No. DV is a bare-bones format with no structured metadata container — it does not support GPS coordinates, device information, creation timestamps, or any of the rich metadata that 3GPP files can carry in their MP4-based container atoms. All such metadata will be discarded during conversion. If preserving this information is important, extract it from the 3GPP file using a tool like ExifTool or MediaInfo before converting, and store it separately.
Technical Notes
The dvvideo codec in FFmpeg implements the DV25 standard (approximately 25 Mbps for NTSC, 25 Mbps for PAL), which is the standard definition camcorder DV format. Because DV is constrained to specific resolutions (720x480 NTSC, 720x576 PAL) and chroma subsampling (4:1:1 for NTSC, 4:2:0 for PAL), any 3GPP source with non-standard dimensions will be automatically scaled by FFmpeg, potentially introducing letterboxing or stretching depending on the aspect ratio of the source. 3GPP files commonly use 4:2:0 chroma, which is compatible with PAL DV chroma but will be converted to 4:1:1 for NTSC DV — a chroma quality reduction.
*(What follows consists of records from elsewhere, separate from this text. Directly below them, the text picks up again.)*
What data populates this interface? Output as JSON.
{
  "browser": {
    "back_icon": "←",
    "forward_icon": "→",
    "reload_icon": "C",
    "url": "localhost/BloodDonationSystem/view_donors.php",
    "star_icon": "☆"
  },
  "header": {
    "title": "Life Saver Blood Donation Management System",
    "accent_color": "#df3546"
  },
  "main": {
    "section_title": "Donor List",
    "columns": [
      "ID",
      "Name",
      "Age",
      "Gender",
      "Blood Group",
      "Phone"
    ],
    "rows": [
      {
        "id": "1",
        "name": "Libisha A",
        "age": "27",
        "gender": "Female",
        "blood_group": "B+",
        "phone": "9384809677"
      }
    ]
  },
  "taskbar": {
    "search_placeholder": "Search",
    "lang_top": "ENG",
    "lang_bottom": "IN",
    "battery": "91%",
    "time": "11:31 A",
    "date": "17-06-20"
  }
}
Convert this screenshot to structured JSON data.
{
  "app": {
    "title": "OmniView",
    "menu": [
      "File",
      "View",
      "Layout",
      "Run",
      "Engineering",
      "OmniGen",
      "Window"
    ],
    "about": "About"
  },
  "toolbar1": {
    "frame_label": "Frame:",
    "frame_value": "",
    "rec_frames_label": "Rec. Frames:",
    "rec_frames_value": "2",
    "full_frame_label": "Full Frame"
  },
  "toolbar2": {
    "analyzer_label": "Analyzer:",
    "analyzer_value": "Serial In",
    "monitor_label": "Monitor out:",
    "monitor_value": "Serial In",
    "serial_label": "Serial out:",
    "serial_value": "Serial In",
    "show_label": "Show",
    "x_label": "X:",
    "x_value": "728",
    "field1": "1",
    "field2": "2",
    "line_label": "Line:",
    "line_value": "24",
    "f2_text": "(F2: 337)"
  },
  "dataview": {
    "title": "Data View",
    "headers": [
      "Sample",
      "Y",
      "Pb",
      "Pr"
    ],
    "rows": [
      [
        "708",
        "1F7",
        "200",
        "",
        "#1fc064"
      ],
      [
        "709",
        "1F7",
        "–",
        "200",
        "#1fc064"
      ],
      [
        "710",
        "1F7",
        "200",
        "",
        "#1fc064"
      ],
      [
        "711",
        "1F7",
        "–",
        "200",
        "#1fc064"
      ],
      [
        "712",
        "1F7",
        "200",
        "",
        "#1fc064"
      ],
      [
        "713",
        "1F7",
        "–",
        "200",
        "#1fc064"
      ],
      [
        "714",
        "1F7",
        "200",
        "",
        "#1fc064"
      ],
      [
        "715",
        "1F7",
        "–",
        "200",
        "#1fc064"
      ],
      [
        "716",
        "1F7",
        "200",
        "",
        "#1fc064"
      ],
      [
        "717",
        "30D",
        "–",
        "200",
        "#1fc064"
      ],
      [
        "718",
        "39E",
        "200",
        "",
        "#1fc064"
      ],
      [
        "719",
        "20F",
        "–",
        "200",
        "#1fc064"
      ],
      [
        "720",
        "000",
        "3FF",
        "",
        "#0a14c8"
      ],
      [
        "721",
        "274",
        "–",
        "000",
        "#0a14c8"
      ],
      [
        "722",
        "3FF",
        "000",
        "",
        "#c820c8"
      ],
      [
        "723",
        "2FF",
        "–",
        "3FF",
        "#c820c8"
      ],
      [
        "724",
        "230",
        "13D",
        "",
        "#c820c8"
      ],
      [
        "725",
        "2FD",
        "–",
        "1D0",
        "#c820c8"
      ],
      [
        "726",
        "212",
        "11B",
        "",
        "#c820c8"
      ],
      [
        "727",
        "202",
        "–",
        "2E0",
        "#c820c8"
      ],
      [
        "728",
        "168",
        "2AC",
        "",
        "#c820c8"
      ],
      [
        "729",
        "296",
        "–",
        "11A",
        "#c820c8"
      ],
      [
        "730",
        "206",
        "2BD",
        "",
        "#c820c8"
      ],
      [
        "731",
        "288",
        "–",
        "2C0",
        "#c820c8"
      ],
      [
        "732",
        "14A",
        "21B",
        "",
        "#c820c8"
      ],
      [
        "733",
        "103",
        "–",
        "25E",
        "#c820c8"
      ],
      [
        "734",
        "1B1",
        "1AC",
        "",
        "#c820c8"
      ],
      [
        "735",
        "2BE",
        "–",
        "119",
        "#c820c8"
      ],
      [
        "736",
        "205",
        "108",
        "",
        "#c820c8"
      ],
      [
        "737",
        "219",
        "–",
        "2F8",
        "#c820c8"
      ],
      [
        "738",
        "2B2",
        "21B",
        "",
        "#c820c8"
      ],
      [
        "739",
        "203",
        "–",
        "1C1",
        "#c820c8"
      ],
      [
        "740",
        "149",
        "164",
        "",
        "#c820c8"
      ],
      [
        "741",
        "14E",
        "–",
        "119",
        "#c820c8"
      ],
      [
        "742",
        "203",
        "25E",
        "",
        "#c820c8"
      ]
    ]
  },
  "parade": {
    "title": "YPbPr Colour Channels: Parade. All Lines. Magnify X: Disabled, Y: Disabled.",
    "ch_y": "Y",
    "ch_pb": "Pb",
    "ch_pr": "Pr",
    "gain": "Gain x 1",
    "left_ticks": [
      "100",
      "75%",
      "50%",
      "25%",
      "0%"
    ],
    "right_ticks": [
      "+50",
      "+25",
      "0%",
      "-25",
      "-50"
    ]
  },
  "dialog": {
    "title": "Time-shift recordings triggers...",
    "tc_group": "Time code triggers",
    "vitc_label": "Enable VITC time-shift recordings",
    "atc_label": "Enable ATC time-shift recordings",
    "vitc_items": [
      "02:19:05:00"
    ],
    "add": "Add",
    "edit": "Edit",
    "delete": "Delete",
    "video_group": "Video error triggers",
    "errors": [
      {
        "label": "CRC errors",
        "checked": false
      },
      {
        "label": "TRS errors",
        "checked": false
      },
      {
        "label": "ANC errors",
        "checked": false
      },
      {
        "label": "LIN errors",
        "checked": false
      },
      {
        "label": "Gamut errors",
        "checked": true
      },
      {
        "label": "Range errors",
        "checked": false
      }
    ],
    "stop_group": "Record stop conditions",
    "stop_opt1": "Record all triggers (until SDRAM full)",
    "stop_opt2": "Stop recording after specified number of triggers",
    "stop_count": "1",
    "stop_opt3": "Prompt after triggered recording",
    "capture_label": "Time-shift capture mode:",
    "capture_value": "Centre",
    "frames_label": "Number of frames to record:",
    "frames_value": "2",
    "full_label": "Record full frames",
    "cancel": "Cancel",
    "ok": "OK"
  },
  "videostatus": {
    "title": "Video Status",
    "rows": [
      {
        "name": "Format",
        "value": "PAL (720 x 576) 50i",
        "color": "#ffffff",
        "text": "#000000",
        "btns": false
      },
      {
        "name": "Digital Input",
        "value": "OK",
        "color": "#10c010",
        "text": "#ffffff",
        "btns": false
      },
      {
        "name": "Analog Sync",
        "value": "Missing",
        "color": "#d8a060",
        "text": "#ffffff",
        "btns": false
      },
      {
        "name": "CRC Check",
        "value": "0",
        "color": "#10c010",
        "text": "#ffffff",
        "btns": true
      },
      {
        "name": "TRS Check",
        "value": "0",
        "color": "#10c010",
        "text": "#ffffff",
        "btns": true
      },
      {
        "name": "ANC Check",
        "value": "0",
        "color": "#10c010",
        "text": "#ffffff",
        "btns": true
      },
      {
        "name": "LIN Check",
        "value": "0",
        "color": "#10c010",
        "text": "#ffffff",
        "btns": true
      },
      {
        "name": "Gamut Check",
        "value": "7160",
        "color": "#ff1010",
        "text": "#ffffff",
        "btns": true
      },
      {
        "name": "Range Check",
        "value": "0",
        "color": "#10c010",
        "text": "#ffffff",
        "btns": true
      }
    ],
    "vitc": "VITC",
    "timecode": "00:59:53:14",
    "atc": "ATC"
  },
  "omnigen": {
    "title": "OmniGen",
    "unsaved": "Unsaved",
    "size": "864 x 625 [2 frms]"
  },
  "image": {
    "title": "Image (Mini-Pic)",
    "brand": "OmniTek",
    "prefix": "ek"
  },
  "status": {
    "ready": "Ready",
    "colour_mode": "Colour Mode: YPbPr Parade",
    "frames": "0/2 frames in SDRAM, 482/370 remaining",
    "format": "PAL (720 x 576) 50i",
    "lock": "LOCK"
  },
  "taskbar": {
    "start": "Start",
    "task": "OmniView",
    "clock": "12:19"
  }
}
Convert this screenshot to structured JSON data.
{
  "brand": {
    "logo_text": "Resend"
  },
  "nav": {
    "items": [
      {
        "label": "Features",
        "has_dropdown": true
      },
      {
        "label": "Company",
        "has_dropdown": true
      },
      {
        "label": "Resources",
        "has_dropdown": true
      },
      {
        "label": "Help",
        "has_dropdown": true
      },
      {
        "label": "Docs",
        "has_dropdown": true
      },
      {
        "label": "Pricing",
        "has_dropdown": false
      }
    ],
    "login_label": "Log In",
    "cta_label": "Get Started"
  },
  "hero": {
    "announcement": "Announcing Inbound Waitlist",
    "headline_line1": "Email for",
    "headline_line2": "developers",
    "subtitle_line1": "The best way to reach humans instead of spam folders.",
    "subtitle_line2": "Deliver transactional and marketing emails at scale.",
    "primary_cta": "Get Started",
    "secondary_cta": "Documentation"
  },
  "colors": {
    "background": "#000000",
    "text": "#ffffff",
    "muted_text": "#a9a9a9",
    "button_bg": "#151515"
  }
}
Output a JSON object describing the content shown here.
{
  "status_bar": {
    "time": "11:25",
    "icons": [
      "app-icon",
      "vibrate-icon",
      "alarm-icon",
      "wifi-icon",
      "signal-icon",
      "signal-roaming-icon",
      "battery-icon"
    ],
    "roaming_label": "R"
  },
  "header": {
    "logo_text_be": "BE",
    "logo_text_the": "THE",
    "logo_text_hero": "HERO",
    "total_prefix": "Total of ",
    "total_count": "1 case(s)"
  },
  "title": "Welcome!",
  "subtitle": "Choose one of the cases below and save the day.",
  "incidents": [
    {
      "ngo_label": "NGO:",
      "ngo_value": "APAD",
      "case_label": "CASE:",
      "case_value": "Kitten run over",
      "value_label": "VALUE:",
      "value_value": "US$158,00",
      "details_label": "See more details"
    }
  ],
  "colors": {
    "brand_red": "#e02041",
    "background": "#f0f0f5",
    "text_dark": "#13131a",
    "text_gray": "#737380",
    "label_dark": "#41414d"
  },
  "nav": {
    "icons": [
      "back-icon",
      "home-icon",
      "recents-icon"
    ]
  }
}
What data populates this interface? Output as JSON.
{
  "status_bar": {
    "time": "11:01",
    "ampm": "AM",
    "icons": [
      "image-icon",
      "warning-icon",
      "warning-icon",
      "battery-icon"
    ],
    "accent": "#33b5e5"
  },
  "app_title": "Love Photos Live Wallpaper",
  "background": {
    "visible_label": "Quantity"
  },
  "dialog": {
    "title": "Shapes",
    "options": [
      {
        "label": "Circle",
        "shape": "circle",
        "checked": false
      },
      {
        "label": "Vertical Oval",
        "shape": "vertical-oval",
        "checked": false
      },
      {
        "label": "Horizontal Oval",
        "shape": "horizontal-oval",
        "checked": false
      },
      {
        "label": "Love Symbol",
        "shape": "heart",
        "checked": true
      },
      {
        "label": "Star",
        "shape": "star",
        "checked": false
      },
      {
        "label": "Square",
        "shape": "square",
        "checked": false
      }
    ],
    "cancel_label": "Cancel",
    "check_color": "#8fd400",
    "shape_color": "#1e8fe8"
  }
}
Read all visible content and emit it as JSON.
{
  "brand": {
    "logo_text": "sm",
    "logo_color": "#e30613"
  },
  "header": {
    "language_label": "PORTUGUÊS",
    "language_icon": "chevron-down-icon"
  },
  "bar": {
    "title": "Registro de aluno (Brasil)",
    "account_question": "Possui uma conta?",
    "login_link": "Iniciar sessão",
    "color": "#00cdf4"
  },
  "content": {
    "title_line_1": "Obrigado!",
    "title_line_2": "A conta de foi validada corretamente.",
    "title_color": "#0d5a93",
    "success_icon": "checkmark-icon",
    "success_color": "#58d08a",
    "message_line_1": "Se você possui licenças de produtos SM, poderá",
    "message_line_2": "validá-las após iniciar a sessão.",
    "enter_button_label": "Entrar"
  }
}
The DV format has no configurable quality parameter because the bitrate is fixed by the standard, so the command has no -crf or -b:v flag. PCM audio in the output requires no quality configuration either. The output .dv file uses a raw DV stream container with no index or seeking metadata, which means some players may not support random seeking. DV files are not suitable for web delivery or mobile playback and are intended exclusively for professional editing and archival workflows.